Market capitalization (or just “market cap”) is a measure of a company’s total value.
If you ever read an article describing a corporation as a “$100-billion company” or saying that a business is “worth $100 billion,” the article is probably referring to market cap.
Market cap is calculated by multiplying a company’s stock price by its total number of shares:
(Current stock price) x (Total shares outstanding) = Market cap
It basically measures the total value of all of the company’s stock.
Investors mainly use market cap to sort companies by size. Although market cap categories aren’t totally standardized, investors usually divide stocks into three main buckets:
Large cap | Mid cap | Small cap | |
Market cap range | $10 billion or more | $2 billion to $10 billion | Less than $2 billion |
Business characteristics | Multinational, with many different business lines, divisions, and types of products and services | Growing and expanding, both with products and geographic reach | Narrower business focus and geographic reach but may be growing fast |
Growth | Lower | Moderate | Higher |
Risk | Lower | Moderate | Higher |
Of course, those characteristics only describe the typical profile. Any specific company may not fit the mold.
In general, investors and others may use market cap anytime they want to rank companies by size or estimate a price tag for an entire company.
More specifically, it may be used:
A company’s market cap can also give clues as to its likely growth rate and the types of risks it may face, which can be helpful to lots of users.
Unlike when you check your account balance at the bank, putting a dollar value on a company is subjective and squishy. Market cap is one way, but it’s not the only one. Enterprise and book value are two other often cited measures.
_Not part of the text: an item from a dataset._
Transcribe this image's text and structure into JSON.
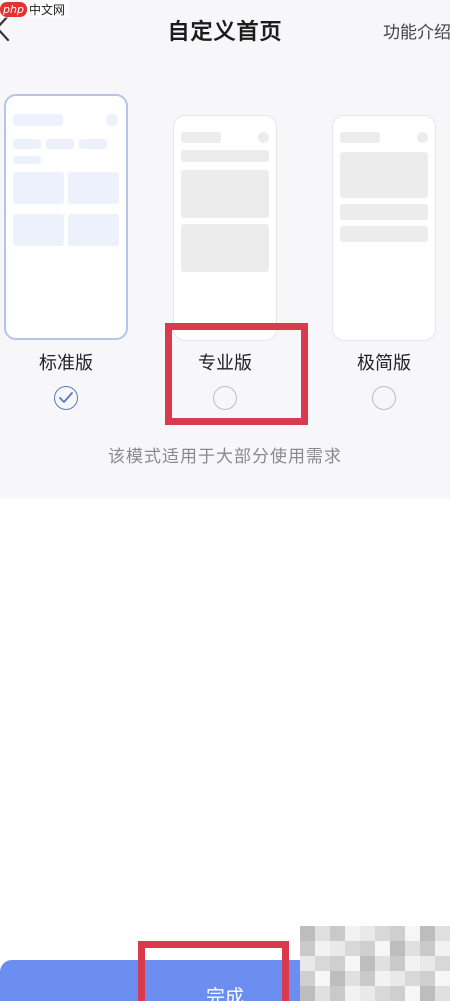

Here’s how they stack up:
Market cap | Enterprise value | Book value | |
Formula | Stock price x shares outstanding |
Market cap + total debt – cash |
Total assets – total liabilities |
What it shows | How the stock market values the company | What a potential acquirer might pay to buy the company | What the company would be worth if it were liquidated |
Pros | Available easily in real time | Provides a fuller picture of value | More objective |
Cons | Glosses over lots of details | Different ways of calculating mean it’s not always comparable | Not so relevant for successful healthy companies |
Experts often recommend investing in a mix of larger and smaller companies as one way to diversify your portfolio.
Large-cap stocks may deliver lower returns over the long run but often hold up better in a downturn. Stocks of small-cap companies may be more volatile but can also give you a chance at getting in on the Next Big Thing. And mid-cap stocks can give you a risk-reward mix that’s somewhere in the middle.
Market capitalization or “market cap” is a measure of a company’s value that’s determined by its stock price. Investors and others may use market cap as a quick and easy way of sorting companies by size. Investing in a mix of companies of different sizes is one way experts often recommend for diversifying your portfolio.